Tuesday, September 07, 2021
#FREESPEECH in the News August 7, 2021
As the Citadel of Free Speech here in Cleveland, we work to protect and promote the basis of our democracy by sharing related stories, commentary, and opinions on free speech in the 21st century. Here's what's making the news – and what you should know about – in the past week.
A Virginia teacher who criticized Loudoun County Public School’s new transgender policy before it went into effect will be allowed to continue teaching, at least for now, the state’s Supreme Court ruled.
LCPS originally suspended physical education teacher Tanner Cross after he publicly criticized a proposed transgender policy during a school board meeting. The policy had not been adopted at the time, but has since been approved by the board. Cross sued the school, arguing the suspension violated his right to free speech.
A lower court ruled LCPS must reinstate him as a teacher pending the outcome of the trial, deciding his right to free speech outweighs any disruption he may have caused to school operations. The school’s lawyers argued the free speech protections did not outweigh the students’ protection from discrimination, but the Supreme Court sided with Cross and the lower court.
A former University of Nebraska-Lincoln graduate student and lecturer is suing the university for violating her rights after she was removed from her teaching duties following a political protest.
The federal lawsuit, filed in Nebraska last week by Courtney Lawton, accuses UNL Chancellor Ronnie Green and former NU President Hank Bounds of violating her rights to free speech and due process following the 2017 incident.
Lawton, who held a part-time teaching appointment in UNL's English Department, was filmed protesting Turning Point USA, a student organization with ties to then-President Donald Trump, at the Nebraska Union, a designated "free speech zone" on campus.
The viral video prompted backlash from conservatives, who pointed to it as evidence the university was a hostile place for conservative students, and elicited a critical tweet from Bounds that Lawton's behavior was "unprofessional."
The Oklahoma chapter of the NAACP is suing two top law enforcement officials over a new state law the group says will limit protests and have a chilling effect on free speech.

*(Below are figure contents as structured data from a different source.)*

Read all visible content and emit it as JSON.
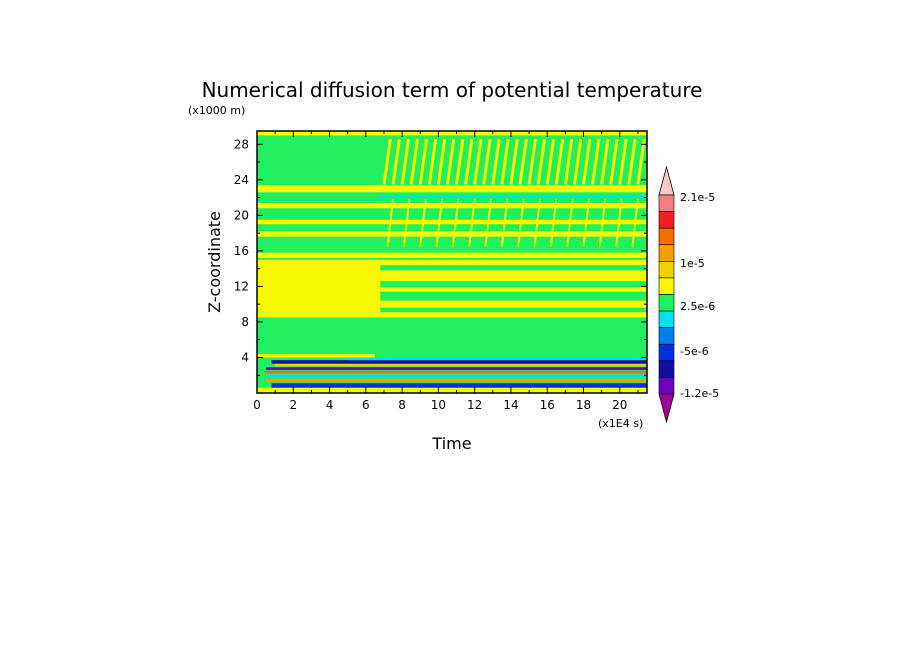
{
  "chart_data": {
    "type": "heatmap",
    "title": "Numerical diffusion term of potential temperature",
    "xlabel": "Time",
    "ylabel": "Z-coordinate",
    "x_unit": "(x1E4 s)",
    "y_unit": "(x1000 m)",
    "xlim": [
      0,
      21.5
    ],
    "ylim": [
      0,
      29.5
    ],
    "x_ticks": [
      "0",
      "2",
      "4",
      "6",
      "8",
      "10",
      "12",
      "14",
      "16",
      "18",
      "20"
    ],
    "y_ticks": [
      "4",
      "8",
      "12",
      "16",
      "20",
      "24",
      "28"
    ],
    "colorbar": {
      "labels": [
        "2.1e-5",
        "1e-5",
        "2.5e-6",
        "-5e-6",
        "-1.2e-5"
      ],
      "colors": [
        "#f8c8c8",
        "#f08080",
        "#f02020",
        "#f07000",
        "#f0a000",
        "#f0d000",
        "#f8f800",
        "#20f060",
        "#00e0f0",
        "#0080f0",
        "#0030e0",
        "#1010a0",
        "#7000c0",
        "#a000a0"
      ]
    },
    "background_color": "#20f060",
    "bands": [
      {
        "z0": 0.0,
        "z1": 0.6,
        "t0": 0.0,
        "t1": 21.5,
        "color": "#f8f800"
      },
      {
        "z0": 0.6,
        "z1": 1.1,
        "t0": 0.8,
        "t1": 21.5,
        "color": "#0030e0"
      },
      {
        "z0": 1.2,
        "z1": 1.6,
        "t0": 0.5,
        "t1": 21.5,
        "color": "#f0a000"
      },
      {
        "z0": 1.7,
        "z1": 2.1,
        "t0": 0.6,
        "t1": 21.5,
        "color": "#00e0f0"
      },
      {
        "z0": 2.2,
        "z1": 2.5,
        "t0": 0.4,
        "t1": 21.5,
        "color": "#f07000"
      },
      {
        "z0": 2.6,
        "z1": 2.9,
        "t0": 0.5,
        "t1": 21.5,
        "color": "#7000c0"
      },
      {
        "z0": 3.0,
        "z1": 3.3,
        "t0": 1.0,
        "t1": 21.5,
        "color": "#f0d000"
      },
      {
        "z0": 3.3,
        "z1": 3.7,
        "t0": 0.8,
        "t1": 21.5,
        "color": "#1010a0"
      },
      {
        "z0": 3.7,
        "z1": 4.0,
        "t0": 5.0,
        "t1": 21.5,
        "color": "#00e0f0"
      },
      {
        "z0": 4.0,
        "z1": 4.4,
        "t0": 0.0,
        "t1": 6.5,
        "color": "#f8f800"
      },
      {
        "z0": 8.5,
        "z1": 9.1,
        "t0": 0.0,
        "t1": 21.5,
        "color": "#f8f800"
      },
      {
        "z0": 9.1,
        "z1": 15.0,
        "t0": 0.0,
        "t1": 6.8,
        "color": "#f8f800"
      },
      {
        "z0": 9.6,
        "z1": 10.4,
        "t0": 6.8,
        "t1": 21.5,
        "color": "#f8f800"
      },
      {
        "z0": 11.4,
        "z1": 11.9,
        "t0": 6.8,
        "t1": 21.5,
        "color": "#f8f800"
      },
      {
        "z0": 12.6,
        "z1": 13.8,
        "t0": 6.8,
        "t1": 21.5,
        "color": "#f8f800"
      },
      {
        "z0": 14.4,
        "z1": 15.0,
        "t0": 6.8,
        "t1": 21.5,
        "color": "#f8f800"
      },
      {
        "z0": 15.2,
        "z1": 15.8,
        "t0": 0.0,
        "t1": 21.5,
        "color": "#f8f800"
      },
      {
        "z0": 17.6,
        "z1": 18.2,
        "t0": 0.0,
        "t1": 21.5,
        "color": "#f8f800"
      },
      {
        "z0": 19.0,
        "z1": 19.5,
        "t0": 0.0,
        "t1": 21.5,
        "color": "#f8f800"
      },
      {
        "z0": 20.8,
        "z1": 21.4,
        "t0": 0.0,
        "t1": 21.5,
        "color": "#f8f800"
      },
      {
        "z0": 22.6,
        "z1": 23.4,
        "t0": 0.0,
        "t1": 21.5,
        "color": "#f8f800"
      },
      {
        "z0": 22.0,
        "z1": 22.3,
        "t0": 6.8,
        "t1": 21.5,
        "color": "#00e0f0"
      },
      {
        "z0": 29.0,
        "z1": 29.5,
        "t0": 0.0,
        "t1": 21.5,
        "color": "#f8f800"
      }
    ]
  }
}
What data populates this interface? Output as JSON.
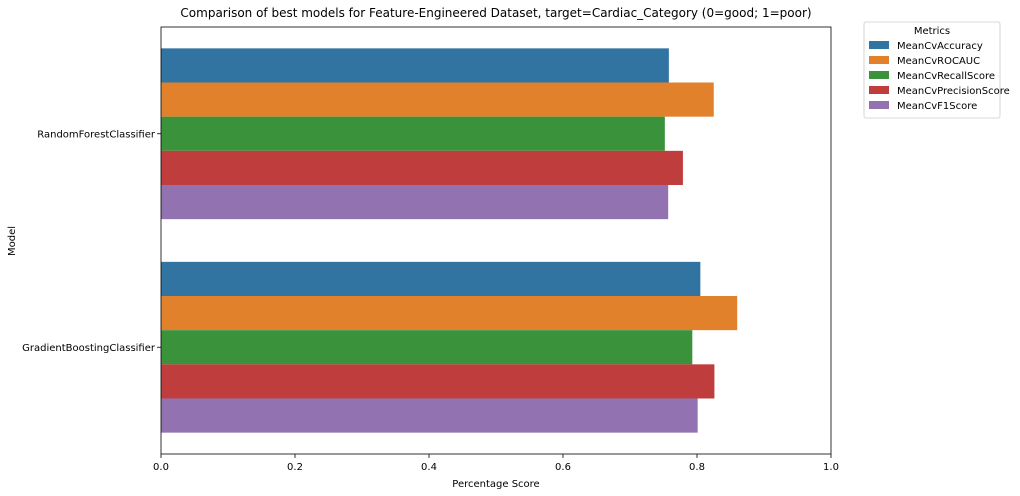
{
  "chart_data": {
    "type": "bar",
    "orientation": "horizontal",
    "title": "Comparison of best models for Feature-Engineered Dataset, target=Cardiac_Category (0=good; 1=poor)",
    "xlabel": "Percentage Score",
    "ylabel": "Model",
    "xlim": [
      0,
      1.0
    ],
    "xticks": [
      "0.0",
      "0.2",
      "0.4",
      "0.6",
      "0.8",
      "1.0"
    ],
    "categories": [
      "RandomForestClassifier",
      "GradientBoostingClassifier"
    ],
    "legend_title": "Metrics",
    "legend_position": "outside-top-right",
    "grid": false,
    "series": [
      {
        "name": "MeanCvAccuracy",
        "color": "#3274a1",
        "values": [
          0.758,
          0.805
        ]
      },
      {
        "name": "MeanCvROCAUC",
        "color": "#e1812c",
        "values": [
          0.825,
          0.86
        ]
      },
      {
        "name": "MeanCvRecallScore",
        "color": "#3a923a",
        "values": [
          0.752,
          0.793
        ]
      },
      {
        "name": "MeanCvPrecisionScore",
        "color": "#c03d3e",
        "values": [
          0.779,
          0.826
        ]
      },
      {
        "name": "MeanCvF1Score",
        "color": "#9372b2",
        "values": [
          0.757,
          0.801
        ]
      }
    ]
  }
}
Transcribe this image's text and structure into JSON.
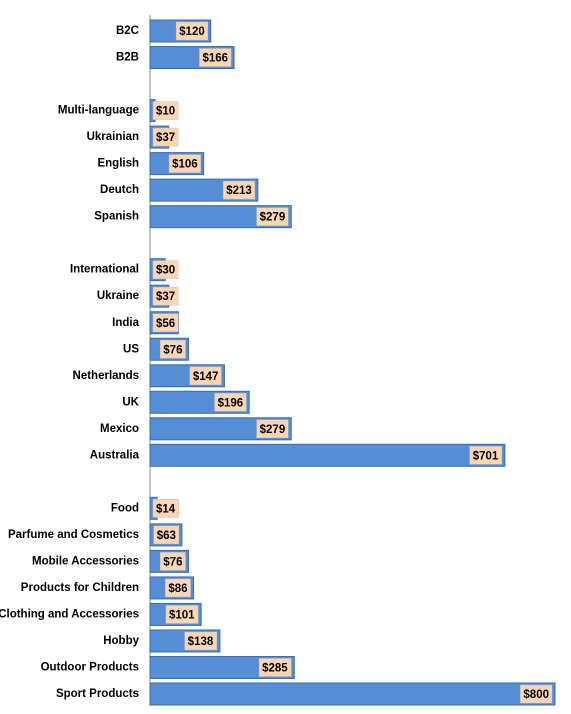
{
  "chart_data": {
    "type": "bar",
    "orientation": "horizontal",
    "color": "#558ed5",
    "label_color": "#fcd5b5",
    "categories": [
      "B2C",
      "B2B",
      null,
      "Multi-language",
      "Ukrainian",
      "English",
      "Deutch",
      "Spanish",
      null,
      "International",
      "Ukraine",
      "India",
      "US",
      "Netherlands",
      "UK",
      "Mexico",
      "Australia",
      null,
      "Food",
      "Parfume and Cosmetics",
      "Mobile Accessories",
      "Products for Children",
      "Clothing and Accessories",
      "Hobby",
      "Outdoor Products",
      "Sport Products"
    ],
    "values": [
      120,
      166,
      null,
      10,
      37,
      106,
      213,
      279,
      null,
      30,
      37,
      56,
      76,
      147,
      196,
      279,
      701,
      null,
      14,
      63,
      76,
      86,
      101,
      138,
      285,
      800
    ],
    "value_labels": [
      "$120",
      "$166",
      null,
      "$10",
      "$37",
      "$106",
      "$213",
      "$279",
      null,
      "$30",
      "$37",
      "$56",
      "$76",
      "$147",
      "$196",
      "$279",
      "$701",
      null,
      "$14",
      "$63",
      "$76",
      "$86",
      "$101",
      "$138",
      "$285",
      "$800"
    ],
    "xlim": [
      0,
      800
    ]
  }
}
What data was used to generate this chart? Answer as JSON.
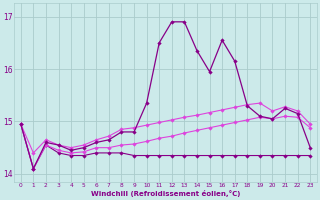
{
  "xlabel": "Windchill (Refroidissement éolien,°C)",
  "background_color": "#cceaea",
  "grid_color": "#aacccc",
  "color_dark": "#880088",
  "color_mid": "#aa22aa",
  "color_light": "#dd44dd",
  "xlim": [
    -0.5,
    23.5
  ],
  "ylim": [
    13.85,
    17.25
  ],
  "yticks": [
    14,
    15,
    16,
    17
  ],
  "xticks": [
    0,
    1,
    2,
    3,
    4,
    5,
    6,
    7,
    8,
    9,
    10,
    11,
    12,
    13,
    14,
    15,
    16,
    17,
    18,
    19,
    20,
    21,
    22,
    23
  ],
  "hours": [
    0,
    1,
    2,
    3,
    4,
    5,
    6,
    7,
    8,
    9,
    10,
    11,
    12,
    13,
    14,
    15,
    16,
    17,
    18,
    19,
    20,
    21,
    22,
    23
  ],
  "line_main": [
    14.95,
    14.1,
    14.6,
    14.55,
    14.45,
    14.5,
    14.6,
    14.65,
    14.8,
    14.8,
    15.35,
    16.5,
    16.9,
    16.9,
    16.35,
    15.95,
    16.55,
    16.15,
    15.3,
    15.1,
    15.05,
    15.25,
    15.15,
    14.5
  ],
  "line_min": [
    14.95,
    14.1,
    14.55,
    14.4,
    14.35,
    14.35,
    14.4,
    14.4,
    14.4,
    14.35,
    14.35,
    14.35,
    14.35,
    14.35,
    14.35,
    14.35,
    14.35,
    14.35,
    14.35,
    14.35,
    14.35,
    14.35,
    14.35,
    14.35
  ],
  "line_avg": [
    14.95,
    14.1,
    14.55,
    14.45,
    14.4,
    14.42,
    14.5,
    14.5,
    14.55,
    14.57,
    14.62,
    14.68,
    14.72,
    14.78,
    14.83,
    14.88,
    14.93,
    14.98,
    15.03,
    15.08,
    15.05,
    15.1,
    15.08,
    14.88
  ],
  "line_max": [
    14.95,
    14.4,
    14.65,
    14.55,
    14.5,
    14.55,
    14.65,
    14.72,
    14.85,
    14.88,
    14.93,
    14.98,
    15.03,
    15.08,
    15.12,
    15.17,
    15.22,
    15.27,
    15.32,
    15.35,
    15.2,
    15.28,
    15.2,
    14.95
  ]
}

The nation's oldest civil rights group and the Georgetown Law Institute for Constitutional Advocacy and Protection are challenging an Oklahoma law that classifies as a misdemeanor the unlawful obstruction of a road or highway and enacts fines for organizations "found to be a conspirator" with someone who violates any one of a number of state laws pertaining to riots and unlawful assemblies.
The lawsuit argues the NAACP could be charged as a conspirator even if the organization does not conspire to commit any riot-related crimes.
The groups say the law violates the First and Fourteenth Amendments of the U.S. Constitution, which grants Americans the right to peacefully assemble and receive equal protection under the law.